Endpoint conclusion:

no adverse effect observed

Repeated dose toxicity: inhalation - systemic effects

Endpoint conclusion

Endpoint conclusion:

no study available

Repeated dose toxicity: inhalation - local effects

Endpoint conclusion

Endpoint conclusion:

no study available

Repeated dose toxicity: dermal - systemic effects

Endpoint conclusion

Endpoint conclusion:

no study available

Repeated dose toxicity: dermal - local effects

Endpoint conclusion

Endpoint conclusion:

no study available

Additional information

No data is available for the target substance sodium lauroyl lactylate. Thus available data from a suitable read-across partner was used to assess the repeated-dose toxicity of the target substance. For justification of read-across please refer to IUCLID section 13.

The results of a repeated dose toxicity study in Wistar rats did not reveal adverse effects of sodium stearoyl lactylate (SSL) upon administration in the diet at levels up to 5 % (w/w) for one year. Therefore, the No-Observed-Adverse-Effect Level (NOAEL) of SSL under the conditions of this study was set at 5% in the diet, the highest concentration tested. This dietary level was equivalent to 2214 and 2641 mg SSL/kg body weight/day in males and females, respectively.

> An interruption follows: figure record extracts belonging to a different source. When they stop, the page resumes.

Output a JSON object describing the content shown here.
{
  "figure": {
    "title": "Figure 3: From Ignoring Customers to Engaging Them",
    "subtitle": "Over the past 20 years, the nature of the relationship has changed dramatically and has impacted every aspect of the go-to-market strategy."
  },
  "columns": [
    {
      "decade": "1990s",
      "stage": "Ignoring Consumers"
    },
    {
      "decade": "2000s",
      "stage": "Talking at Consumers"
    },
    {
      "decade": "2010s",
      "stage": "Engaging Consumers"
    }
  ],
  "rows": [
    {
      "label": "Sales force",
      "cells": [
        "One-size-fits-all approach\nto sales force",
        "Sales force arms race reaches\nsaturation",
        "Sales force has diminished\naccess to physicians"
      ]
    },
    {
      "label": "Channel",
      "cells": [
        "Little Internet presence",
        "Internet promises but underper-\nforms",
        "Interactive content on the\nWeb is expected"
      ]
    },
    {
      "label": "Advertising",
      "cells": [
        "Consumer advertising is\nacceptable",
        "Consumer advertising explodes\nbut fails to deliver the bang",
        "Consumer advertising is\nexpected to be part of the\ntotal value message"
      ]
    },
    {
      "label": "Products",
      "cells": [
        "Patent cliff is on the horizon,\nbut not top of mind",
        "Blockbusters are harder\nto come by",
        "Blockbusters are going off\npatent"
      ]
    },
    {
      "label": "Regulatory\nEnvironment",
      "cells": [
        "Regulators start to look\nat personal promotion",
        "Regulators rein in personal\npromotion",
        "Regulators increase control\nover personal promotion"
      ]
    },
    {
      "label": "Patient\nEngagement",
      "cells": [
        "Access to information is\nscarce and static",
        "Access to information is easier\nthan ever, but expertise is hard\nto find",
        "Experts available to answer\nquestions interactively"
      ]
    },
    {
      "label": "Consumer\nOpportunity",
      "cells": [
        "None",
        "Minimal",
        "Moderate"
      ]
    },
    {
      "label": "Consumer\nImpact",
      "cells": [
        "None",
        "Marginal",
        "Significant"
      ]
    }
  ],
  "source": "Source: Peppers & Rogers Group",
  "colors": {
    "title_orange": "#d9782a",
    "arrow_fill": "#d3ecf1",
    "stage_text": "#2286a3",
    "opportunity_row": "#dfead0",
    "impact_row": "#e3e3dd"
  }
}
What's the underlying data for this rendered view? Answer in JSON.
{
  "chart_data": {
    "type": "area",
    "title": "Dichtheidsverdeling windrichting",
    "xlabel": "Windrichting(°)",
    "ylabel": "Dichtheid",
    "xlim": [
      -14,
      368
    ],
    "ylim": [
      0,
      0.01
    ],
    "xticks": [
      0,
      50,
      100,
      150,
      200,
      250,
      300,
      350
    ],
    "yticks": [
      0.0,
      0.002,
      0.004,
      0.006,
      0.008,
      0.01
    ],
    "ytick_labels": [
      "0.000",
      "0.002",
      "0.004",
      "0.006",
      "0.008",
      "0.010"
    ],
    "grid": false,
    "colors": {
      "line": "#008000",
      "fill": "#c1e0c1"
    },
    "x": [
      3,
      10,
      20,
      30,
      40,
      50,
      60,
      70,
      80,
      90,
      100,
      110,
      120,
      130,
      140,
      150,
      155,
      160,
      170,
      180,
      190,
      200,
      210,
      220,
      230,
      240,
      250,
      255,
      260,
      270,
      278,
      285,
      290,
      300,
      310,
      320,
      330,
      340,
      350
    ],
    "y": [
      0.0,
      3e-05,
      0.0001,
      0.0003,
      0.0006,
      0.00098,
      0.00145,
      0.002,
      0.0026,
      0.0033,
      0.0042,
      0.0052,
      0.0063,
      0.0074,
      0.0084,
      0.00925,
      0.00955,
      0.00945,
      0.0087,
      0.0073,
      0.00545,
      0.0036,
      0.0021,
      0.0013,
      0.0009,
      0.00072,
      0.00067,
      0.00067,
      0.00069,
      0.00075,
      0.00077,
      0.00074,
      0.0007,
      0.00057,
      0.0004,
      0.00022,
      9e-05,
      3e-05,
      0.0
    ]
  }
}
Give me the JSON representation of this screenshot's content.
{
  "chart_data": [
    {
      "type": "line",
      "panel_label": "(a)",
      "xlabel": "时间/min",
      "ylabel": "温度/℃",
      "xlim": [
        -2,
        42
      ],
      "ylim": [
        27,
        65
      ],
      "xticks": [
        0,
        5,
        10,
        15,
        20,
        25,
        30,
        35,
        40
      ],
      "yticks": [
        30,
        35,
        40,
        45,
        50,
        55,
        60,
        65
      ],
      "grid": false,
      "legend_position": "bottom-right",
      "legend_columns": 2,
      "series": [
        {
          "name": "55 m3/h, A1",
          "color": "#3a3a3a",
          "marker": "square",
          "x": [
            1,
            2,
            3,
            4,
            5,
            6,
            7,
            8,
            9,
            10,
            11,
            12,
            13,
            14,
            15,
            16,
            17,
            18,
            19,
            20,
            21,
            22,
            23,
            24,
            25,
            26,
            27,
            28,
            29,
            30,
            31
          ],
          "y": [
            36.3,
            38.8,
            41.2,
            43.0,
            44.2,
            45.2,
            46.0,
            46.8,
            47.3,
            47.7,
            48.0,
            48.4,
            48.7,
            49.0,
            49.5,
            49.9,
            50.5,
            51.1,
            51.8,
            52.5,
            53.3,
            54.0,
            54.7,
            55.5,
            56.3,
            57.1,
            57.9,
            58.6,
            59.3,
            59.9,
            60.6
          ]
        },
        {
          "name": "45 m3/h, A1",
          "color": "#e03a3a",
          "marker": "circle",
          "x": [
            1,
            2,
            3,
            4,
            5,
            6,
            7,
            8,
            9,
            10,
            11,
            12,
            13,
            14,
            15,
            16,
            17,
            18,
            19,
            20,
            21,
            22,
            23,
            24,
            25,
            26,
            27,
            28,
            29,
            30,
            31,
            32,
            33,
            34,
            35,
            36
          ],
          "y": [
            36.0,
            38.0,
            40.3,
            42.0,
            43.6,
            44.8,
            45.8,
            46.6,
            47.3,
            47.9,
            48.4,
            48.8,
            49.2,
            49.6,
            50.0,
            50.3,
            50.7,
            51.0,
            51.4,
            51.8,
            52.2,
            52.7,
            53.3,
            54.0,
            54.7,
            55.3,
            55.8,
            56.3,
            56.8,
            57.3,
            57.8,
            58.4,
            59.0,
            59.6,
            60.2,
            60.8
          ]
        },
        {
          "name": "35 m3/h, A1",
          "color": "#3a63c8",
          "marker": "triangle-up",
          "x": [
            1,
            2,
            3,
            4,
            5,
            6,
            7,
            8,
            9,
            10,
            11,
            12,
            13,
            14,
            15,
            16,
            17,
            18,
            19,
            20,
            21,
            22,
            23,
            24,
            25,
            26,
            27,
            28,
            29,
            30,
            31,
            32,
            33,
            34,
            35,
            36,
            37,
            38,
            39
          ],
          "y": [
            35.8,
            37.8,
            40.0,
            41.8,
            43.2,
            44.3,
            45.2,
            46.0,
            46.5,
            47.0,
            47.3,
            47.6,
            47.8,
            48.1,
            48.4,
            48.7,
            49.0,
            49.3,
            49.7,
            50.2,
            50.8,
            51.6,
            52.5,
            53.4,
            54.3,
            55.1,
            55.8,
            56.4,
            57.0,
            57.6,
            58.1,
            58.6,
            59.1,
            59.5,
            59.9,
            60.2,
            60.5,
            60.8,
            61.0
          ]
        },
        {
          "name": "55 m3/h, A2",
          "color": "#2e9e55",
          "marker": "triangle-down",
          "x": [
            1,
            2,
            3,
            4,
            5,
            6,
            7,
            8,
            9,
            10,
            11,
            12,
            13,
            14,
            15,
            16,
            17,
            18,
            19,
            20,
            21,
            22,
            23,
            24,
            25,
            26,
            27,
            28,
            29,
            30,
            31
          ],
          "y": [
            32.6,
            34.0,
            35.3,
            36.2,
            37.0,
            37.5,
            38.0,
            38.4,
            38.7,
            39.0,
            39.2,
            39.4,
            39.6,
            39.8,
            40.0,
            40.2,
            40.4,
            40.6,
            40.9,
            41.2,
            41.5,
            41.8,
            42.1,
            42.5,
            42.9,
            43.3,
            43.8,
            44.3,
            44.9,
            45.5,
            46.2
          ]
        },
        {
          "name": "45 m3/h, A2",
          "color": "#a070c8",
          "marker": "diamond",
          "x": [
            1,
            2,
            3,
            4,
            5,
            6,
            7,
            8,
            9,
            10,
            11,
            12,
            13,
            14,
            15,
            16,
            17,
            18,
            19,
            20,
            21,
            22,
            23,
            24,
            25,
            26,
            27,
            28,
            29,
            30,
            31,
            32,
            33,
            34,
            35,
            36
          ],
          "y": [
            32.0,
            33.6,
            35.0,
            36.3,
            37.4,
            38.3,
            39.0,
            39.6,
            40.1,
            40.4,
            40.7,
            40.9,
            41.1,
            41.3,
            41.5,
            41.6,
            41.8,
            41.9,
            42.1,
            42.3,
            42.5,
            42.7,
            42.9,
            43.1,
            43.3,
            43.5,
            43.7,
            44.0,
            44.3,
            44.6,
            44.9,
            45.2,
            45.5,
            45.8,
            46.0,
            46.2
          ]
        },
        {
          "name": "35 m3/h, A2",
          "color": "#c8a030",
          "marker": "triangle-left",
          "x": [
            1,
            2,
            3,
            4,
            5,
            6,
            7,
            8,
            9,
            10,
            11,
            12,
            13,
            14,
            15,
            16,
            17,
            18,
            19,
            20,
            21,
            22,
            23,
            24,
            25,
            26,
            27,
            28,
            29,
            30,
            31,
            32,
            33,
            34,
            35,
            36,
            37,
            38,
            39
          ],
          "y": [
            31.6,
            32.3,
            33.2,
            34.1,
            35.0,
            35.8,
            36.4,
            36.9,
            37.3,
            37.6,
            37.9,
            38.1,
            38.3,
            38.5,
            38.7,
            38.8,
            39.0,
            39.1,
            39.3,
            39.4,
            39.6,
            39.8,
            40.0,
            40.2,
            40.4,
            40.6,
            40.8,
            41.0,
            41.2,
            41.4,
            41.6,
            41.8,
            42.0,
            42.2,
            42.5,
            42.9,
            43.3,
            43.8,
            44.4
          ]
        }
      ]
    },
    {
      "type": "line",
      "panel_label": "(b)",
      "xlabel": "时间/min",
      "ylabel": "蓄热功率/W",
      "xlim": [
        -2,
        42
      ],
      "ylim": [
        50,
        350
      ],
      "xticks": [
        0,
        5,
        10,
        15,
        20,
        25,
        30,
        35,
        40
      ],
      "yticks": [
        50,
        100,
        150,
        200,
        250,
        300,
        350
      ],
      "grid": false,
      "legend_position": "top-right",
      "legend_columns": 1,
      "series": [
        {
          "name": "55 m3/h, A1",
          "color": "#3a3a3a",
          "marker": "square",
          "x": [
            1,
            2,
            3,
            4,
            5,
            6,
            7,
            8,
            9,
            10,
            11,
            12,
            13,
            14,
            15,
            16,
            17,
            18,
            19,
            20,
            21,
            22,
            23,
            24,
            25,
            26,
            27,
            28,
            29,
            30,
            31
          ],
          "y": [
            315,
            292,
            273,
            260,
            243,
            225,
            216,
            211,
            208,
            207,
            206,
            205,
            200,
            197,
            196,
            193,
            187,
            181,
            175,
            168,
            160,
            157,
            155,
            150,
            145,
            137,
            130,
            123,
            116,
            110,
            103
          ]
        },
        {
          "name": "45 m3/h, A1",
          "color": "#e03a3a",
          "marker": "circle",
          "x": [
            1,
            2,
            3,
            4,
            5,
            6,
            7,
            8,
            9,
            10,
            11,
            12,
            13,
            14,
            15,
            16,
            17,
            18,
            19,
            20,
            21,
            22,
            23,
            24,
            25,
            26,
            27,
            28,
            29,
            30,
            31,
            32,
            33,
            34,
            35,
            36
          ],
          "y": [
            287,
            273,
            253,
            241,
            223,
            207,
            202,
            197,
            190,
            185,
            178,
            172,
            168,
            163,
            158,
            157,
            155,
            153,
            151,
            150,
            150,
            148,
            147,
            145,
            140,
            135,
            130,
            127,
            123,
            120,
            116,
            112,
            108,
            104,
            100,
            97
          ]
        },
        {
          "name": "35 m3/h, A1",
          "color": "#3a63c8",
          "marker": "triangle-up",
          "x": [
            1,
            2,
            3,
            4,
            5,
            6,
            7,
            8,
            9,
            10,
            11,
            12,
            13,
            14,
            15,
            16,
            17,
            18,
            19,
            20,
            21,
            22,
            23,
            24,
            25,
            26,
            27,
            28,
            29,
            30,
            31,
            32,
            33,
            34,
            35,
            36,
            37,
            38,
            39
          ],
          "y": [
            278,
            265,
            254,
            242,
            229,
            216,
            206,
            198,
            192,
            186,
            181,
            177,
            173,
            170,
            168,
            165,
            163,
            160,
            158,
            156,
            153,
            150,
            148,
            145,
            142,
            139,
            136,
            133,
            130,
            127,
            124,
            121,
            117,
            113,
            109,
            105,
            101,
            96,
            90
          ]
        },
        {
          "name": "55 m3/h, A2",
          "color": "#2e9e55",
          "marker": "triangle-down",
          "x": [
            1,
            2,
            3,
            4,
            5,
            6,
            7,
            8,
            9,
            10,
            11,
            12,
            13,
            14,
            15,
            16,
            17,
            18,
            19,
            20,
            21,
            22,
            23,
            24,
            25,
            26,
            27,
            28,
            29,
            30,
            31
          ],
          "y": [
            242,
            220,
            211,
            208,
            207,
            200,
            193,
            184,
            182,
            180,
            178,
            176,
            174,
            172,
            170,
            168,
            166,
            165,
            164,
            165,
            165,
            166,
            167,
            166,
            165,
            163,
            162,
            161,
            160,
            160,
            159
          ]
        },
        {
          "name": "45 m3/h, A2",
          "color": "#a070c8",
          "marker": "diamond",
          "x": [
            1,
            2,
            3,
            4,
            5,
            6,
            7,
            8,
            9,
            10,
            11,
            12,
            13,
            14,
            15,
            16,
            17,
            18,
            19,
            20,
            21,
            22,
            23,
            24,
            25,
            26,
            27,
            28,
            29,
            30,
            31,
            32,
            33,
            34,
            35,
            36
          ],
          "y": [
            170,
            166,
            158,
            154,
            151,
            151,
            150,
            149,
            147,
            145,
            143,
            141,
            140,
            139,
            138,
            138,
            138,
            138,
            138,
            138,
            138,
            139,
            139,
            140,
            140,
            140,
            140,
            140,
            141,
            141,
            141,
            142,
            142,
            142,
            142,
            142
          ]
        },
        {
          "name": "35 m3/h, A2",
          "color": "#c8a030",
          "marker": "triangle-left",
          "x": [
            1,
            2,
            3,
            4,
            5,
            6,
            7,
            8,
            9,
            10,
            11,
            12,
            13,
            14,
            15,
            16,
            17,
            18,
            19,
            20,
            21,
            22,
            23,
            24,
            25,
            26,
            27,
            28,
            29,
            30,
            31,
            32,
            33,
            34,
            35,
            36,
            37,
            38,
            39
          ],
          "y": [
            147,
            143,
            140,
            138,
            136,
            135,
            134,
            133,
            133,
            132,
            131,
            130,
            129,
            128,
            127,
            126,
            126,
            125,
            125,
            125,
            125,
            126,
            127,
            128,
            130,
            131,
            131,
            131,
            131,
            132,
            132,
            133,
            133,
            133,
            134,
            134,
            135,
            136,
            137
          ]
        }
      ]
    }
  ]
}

Justification for classification or non-classification

Due absence of any toxicologically relevant effects up to and above the relevant limit concentration of 1000 mg/kg bw/day obtained in repeated-dose toxicity study conducted with a suitabel read-across partner, classification of sodium lauroyl lactylate for repeated dose toxicity is not warranted in accordance with CLP Regulation 1272/2008.